A new WhatsApp vulnerability has been discovered that leaves users of the Facebook-owned messaging application with over 1.5 billion users in over 180 countries at risk.
The vulnerability obstructs access to WhatsApp messenger for a group of users by causing a crash-loop, resulting in the loss of users data.
The bug was discovered in August 2019 and responsibly reported to WhatsApp, that confirmed its developers has fixed the bug.
But, TheNewsGuru.com (TNG) found that the vulnerability can still affect users who are yet to update their WhatsApp to version 2.19.246 onwards
Check Point that discovered the bug explained in detail with a blog post how threat actors can crash WhatsApp on multiple phones in a shared group.
In a typical scenario, when a user in a WhatsApp group sends a message to the group, the application will examine the parameter participant to identify who sent the message. Using Check Point tool, threat actors would be able to access the parameter and edit it.
In order to exploit the bug threat actors would need to replace the participant’s parameter from the sender phone number to any non-digit character(s).

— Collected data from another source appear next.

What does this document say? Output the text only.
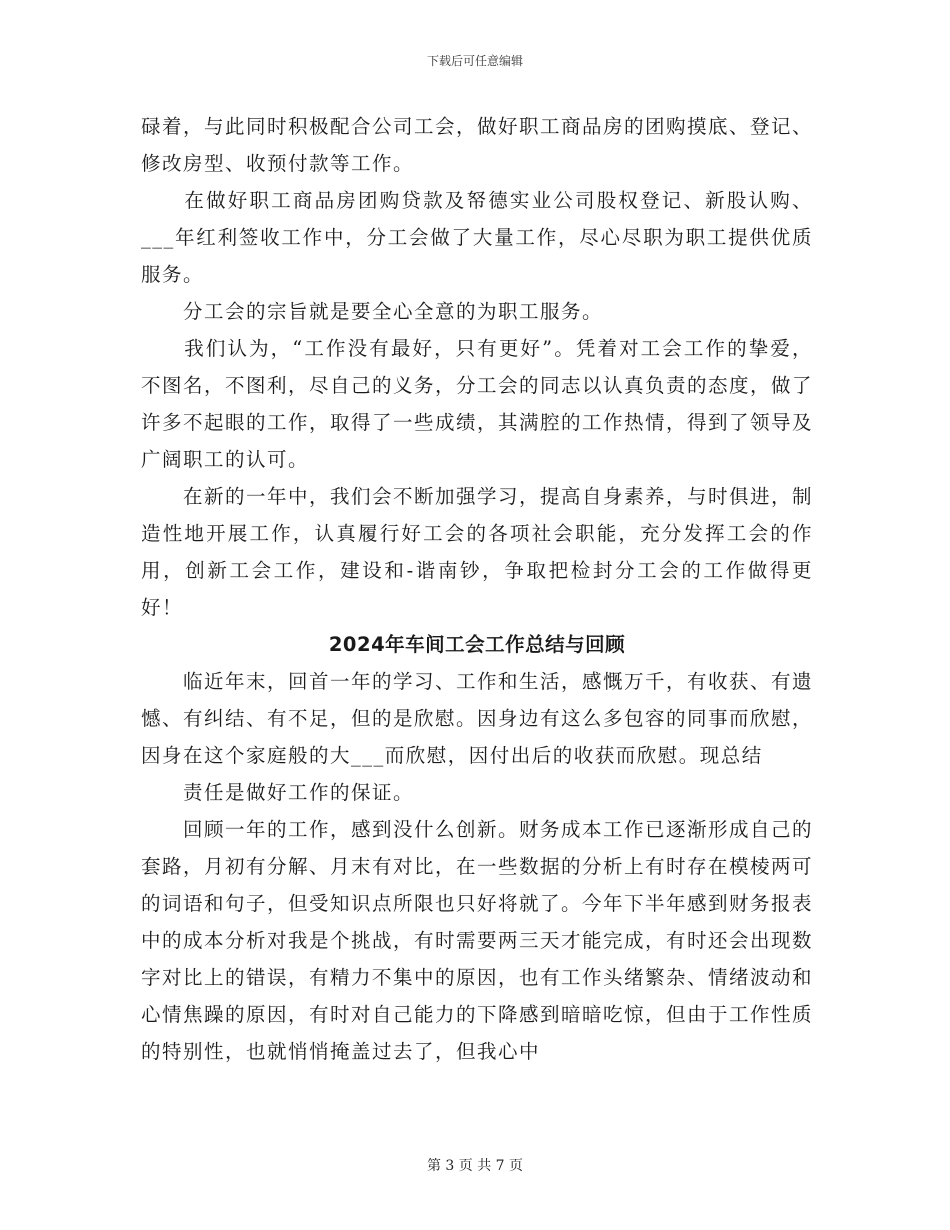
下载后可任意编辑

碌着，与此同时积极配合公司工会，做好职工商品房的团购摸底、登记、修改房型、收预付款等工作。

　　在做好职工商品房团购贷款及帑德实业公司股权登记、新股认购、___年红利签收工作中，分工会做了大量工作，尽心尽职为职工提供优质服务。

　　分工会的宗旨就是要全心全意的为职工服务。

　　我们认为，“工作没有最好，只有更好”。凭着对工会工作的挚爱，不图名，不图利，尽自己的义务，分工会的同志以认真负责的态度，做了许多不起眼的工作，取得了一些成绩，其满腔的工作热情，得到了领导及广阔职工的认可。

　　在新的一年中，我们会不断加强学习，提高自身素养，与时俱进，制造性地开展工作，认真履行好工会的各项社会职能，充分发挥工会的作用，创新工会工作，建设和-谐南钞，争取把检封分工会的工作做得更好！

2024年车间工会工作总结与回顾

　　临近年末，回首一年的学习、工作和生活，感慨万千，有收获、有遗憾、有纠结、有不足，但的是欣慰。因身边有这么多包容的同事而欣慰，因身在这个家庭般的大___而欣慰，因付出后的收获而欣慰。现总结

　　责任是做好工作的保证。

　　回顾一年的工作，感到没什么创新。财务成本工作已逐渐形成自己的套路，月初有分解、月末有对比，在一些数据的分析上有时存在模棱两可的词语和句子，但受知识点所限也只好将就了。今年下半年感到财务报表中的成本分析对我是个挑战，有时需要两三天才能完成，有时还会出现数字对比上的错误，有精力不集中的原因，也有工作头绪繁杂、情绪波动和心情焦躁的原因，有时对自己能力的下降感到暗暗吃惊，但由于工作性质的特别性，也就悄悄掩盖过去了，但我心中

第 3 页 共 7 页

By sending the resulting message to a group on WhatsApp, the WhatsApp application will crash in every phone that is a member of the group.
The bug will crash the app and it will continue to crash it even after WhatsApp reopens, resulting in a crash loop. Moreover, the user will not be able to return to the group and all the data that was written and shared in the group is now gone forever.

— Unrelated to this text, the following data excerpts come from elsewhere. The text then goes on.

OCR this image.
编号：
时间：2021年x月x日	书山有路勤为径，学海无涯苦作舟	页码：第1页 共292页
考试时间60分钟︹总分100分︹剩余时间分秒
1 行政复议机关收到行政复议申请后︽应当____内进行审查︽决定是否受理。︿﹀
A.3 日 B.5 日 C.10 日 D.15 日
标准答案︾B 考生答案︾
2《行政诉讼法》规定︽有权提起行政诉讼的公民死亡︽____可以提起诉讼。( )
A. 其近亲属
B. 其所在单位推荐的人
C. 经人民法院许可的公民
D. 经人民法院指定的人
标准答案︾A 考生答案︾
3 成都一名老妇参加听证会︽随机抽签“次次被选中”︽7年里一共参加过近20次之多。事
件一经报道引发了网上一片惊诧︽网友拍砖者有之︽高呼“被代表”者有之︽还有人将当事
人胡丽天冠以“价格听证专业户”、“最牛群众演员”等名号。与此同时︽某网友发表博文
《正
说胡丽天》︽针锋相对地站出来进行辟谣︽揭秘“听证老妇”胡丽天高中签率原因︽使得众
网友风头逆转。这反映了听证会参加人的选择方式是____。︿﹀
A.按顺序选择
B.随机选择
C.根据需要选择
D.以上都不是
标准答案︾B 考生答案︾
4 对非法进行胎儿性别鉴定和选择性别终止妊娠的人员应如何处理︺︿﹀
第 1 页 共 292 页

The group cannot be restored after the crash has happened and will have to be deleted in order to stop the crash.
In WhatsApp there are many important groups with valuable content. If an attacker uses this technique and crashes one of these groups all chat history will be gone and further communication would be impossible.
The impact of this vulnerability is potentially tremendous, since WhatsApp is the main communication service for many people. Thus, the bug compromises the availability of the app which is crucial for our daily activities.
In order to recover from the issue, the user have to uninstall WhatsApp, install it again and remove the group which contains the malicious payload.